Frightened, vulnerable refugees, escaping the political tensions permeating Europe in 1930 (and, we are to assume, the escalating prominence of the Nazi party), come to stay with friends in London; seven years later, having received their British citizenship, the younger sister embarks on a dancing career while the older sister reconnects with her handsome fiancé, now a newspaperman and leader in the political underground. Well-meaning, but drab melodramatics from Britain's Ealing Studios. Late plot-twist involving plastic surgery seems to belong to a different film altogether. Audrey Hepburn, two years before her breakthrough in Hollywood, received her most substantial acting role up to this time playing the dancing darling; she's charming and poised, but the part doesn't offer much beyond showcasing her youthful eagerness. *1/2 from ****
It was said that the director Thorold Dickenson and his colleagues viewed Hitchcock's "Sabotage" before starting this film, and I'm not really sure if they learned anything. I do agree with both of the first reviewers for this in that it did have some promise, but it fell short.

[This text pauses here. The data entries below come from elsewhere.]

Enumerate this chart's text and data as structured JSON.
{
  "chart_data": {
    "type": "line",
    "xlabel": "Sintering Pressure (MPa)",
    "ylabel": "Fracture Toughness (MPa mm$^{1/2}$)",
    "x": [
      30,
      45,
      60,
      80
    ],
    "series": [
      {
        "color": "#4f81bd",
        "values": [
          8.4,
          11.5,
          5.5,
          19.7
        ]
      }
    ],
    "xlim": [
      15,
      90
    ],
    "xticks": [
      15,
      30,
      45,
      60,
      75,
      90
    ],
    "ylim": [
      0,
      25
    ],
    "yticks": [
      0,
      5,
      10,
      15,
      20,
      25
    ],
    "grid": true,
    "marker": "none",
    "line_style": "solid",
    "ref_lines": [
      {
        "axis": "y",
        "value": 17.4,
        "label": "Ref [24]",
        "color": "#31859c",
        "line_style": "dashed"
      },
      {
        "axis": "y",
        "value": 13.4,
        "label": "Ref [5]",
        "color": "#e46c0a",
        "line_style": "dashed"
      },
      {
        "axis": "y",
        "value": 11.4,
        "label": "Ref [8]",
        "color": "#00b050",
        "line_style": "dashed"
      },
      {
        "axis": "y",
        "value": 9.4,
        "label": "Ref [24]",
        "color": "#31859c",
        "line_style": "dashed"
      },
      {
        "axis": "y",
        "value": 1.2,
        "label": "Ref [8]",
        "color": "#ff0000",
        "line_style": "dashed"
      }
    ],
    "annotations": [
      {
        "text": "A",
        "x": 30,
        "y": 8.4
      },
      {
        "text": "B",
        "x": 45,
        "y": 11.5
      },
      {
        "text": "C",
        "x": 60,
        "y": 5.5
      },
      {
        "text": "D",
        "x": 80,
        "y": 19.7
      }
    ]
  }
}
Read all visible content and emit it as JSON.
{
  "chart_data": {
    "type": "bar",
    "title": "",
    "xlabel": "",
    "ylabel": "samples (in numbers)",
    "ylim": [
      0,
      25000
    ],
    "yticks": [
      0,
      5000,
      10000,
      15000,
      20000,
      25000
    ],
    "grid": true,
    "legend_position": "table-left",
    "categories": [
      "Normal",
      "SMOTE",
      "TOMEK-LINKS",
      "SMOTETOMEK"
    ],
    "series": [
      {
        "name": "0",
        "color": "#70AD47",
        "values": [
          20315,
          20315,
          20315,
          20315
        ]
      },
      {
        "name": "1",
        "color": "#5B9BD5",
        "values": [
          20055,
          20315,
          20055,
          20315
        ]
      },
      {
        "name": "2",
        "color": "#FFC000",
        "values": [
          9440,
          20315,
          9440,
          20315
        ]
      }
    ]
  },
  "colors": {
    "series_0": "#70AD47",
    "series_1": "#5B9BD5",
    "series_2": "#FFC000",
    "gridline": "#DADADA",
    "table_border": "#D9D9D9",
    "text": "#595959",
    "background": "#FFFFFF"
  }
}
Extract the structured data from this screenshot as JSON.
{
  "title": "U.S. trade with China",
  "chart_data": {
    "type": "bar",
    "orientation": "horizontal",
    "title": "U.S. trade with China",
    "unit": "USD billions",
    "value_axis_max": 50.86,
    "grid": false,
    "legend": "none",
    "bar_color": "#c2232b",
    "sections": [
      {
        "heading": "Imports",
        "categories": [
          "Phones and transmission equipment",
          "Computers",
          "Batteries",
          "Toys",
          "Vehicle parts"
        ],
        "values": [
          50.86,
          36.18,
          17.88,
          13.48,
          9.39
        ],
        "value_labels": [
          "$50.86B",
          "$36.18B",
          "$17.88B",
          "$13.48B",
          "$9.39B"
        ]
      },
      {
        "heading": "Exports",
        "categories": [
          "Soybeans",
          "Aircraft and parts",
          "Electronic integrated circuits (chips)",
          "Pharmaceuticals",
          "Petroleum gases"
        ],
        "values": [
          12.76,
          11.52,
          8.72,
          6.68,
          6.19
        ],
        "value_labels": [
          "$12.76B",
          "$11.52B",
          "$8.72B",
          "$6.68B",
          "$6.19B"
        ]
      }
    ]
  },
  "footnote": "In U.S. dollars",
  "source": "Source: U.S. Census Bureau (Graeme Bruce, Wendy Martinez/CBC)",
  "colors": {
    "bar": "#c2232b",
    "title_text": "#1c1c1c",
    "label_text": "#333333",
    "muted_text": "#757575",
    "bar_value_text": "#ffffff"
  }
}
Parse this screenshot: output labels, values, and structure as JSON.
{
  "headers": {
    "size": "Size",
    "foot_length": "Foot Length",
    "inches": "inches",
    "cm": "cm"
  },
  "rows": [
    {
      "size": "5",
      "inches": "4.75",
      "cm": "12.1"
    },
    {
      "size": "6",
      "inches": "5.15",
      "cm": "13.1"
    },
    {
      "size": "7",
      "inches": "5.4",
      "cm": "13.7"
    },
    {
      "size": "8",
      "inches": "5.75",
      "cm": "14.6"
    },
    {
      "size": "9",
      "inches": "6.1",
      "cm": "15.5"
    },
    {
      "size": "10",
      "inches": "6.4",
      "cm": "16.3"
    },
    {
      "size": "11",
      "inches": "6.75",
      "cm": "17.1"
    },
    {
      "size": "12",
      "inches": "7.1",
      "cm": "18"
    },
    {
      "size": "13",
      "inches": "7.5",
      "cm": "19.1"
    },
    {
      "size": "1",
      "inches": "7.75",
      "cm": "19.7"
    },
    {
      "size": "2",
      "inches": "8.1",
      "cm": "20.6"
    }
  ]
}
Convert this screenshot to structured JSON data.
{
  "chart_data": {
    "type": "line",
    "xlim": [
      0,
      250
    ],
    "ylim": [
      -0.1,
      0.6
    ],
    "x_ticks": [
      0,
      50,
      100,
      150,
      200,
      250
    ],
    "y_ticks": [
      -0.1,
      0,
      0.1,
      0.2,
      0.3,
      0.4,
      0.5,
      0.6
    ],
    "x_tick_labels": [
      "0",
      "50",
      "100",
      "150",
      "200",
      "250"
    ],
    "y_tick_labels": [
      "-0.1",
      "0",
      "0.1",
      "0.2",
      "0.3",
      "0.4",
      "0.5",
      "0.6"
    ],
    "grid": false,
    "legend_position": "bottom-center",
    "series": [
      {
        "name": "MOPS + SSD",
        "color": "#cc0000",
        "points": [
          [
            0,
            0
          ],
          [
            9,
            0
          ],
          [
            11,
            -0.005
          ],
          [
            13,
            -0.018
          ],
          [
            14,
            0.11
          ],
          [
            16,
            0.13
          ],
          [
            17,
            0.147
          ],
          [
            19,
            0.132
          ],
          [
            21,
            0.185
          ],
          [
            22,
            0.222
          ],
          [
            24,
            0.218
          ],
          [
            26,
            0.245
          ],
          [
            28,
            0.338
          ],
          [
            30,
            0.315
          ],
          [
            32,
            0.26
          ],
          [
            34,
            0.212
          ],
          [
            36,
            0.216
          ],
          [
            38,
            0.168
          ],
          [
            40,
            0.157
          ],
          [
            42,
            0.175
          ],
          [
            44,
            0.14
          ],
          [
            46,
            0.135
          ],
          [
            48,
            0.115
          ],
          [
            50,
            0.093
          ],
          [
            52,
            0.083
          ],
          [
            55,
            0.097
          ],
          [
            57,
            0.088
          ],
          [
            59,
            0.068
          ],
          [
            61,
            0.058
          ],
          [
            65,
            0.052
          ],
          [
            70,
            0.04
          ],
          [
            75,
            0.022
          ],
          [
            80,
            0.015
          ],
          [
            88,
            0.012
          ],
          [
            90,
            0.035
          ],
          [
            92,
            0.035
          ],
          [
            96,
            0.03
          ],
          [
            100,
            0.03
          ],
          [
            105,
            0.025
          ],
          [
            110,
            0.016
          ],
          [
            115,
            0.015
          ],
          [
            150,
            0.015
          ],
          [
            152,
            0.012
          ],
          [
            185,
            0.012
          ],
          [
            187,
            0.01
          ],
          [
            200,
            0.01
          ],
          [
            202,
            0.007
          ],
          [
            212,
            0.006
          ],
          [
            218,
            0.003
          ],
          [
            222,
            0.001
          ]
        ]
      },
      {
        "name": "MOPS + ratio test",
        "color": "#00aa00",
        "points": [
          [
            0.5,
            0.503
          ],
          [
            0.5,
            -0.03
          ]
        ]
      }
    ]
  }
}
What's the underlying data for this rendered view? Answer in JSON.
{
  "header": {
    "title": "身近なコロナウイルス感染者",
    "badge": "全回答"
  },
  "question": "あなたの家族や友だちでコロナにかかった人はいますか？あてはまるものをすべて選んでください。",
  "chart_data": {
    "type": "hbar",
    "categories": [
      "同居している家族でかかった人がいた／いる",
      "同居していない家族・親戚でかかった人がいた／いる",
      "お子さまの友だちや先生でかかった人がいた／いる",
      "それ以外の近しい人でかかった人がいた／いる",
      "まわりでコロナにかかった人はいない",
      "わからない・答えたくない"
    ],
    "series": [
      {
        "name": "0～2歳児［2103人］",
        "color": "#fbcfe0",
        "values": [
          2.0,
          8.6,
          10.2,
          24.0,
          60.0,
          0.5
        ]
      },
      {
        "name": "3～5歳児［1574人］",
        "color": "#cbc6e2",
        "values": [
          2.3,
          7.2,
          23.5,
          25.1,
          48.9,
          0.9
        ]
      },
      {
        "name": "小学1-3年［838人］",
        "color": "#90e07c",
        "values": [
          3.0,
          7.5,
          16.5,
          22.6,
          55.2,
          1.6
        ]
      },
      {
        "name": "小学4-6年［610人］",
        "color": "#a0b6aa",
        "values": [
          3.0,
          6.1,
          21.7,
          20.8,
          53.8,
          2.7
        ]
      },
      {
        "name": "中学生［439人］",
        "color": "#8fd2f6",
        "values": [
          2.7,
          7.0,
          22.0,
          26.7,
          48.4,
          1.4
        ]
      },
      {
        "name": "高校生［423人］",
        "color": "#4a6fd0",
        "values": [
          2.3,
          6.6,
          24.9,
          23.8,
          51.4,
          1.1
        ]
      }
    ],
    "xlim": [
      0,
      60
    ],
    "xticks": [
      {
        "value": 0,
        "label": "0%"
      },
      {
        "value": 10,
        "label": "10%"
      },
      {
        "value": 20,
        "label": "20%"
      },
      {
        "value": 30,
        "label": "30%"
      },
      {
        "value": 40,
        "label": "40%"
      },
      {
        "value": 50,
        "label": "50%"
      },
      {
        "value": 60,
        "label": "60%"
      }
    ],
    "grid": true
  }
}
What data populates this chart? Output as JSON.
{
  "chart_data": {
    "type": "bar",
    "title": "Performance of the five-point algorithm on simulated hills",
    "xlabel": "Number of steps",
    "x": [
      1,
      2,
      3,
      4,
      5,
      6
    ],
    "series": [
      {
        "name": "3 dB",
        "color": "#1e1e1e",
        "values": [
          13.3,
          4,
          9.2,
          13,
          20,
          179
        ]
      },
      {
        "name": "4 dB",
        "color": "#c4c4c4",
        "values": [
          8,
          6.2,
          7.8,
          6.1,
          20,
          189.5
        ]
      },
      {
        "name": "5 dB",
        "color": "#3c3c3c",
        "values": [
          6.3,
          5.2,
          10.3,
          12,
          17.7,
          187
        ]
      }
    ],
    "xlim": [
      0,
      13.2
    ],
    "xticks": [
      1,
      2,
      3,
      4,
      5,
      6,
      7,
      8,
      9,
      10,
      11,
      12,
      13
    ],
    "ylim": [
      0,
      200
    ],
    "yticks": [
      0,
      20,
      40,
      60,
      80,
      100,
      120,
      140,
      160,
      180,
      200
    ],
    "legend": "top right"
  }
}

Perhaps because of the long delay before actual production of the project got under way when Ealing Studios saw it as an unusual product worth tackling.Valentina Cortesa did a marvelous job as a foreign refugee living in London who gets caught up in the intrigue unwillingly.This film was one of the only ones that I hadn't seen of Audrey Hepburn's earlier works. Although she only appears in it off and on she is given a broader speaking role than her previous earlier film 'walk-on' parts. She was quite able to act with the best of what this British Film Company had to offer, in a role a bit too understated for me. In fact, the whole film was a little too 'understated', dealing with a bomb plot planned by nationals of a foreign tyranny in 1930's London.I would watch this again, as it is now part of my library of hard to find films. I gave it an eight out of ten stars for Cortesa's performance and the early glimpse of Hepburn beyond a one minute spot.One does walk away from this film wishing it was better given it's premise, which is still very much a topic of today as it was then.If you can find a copy I would recommend it.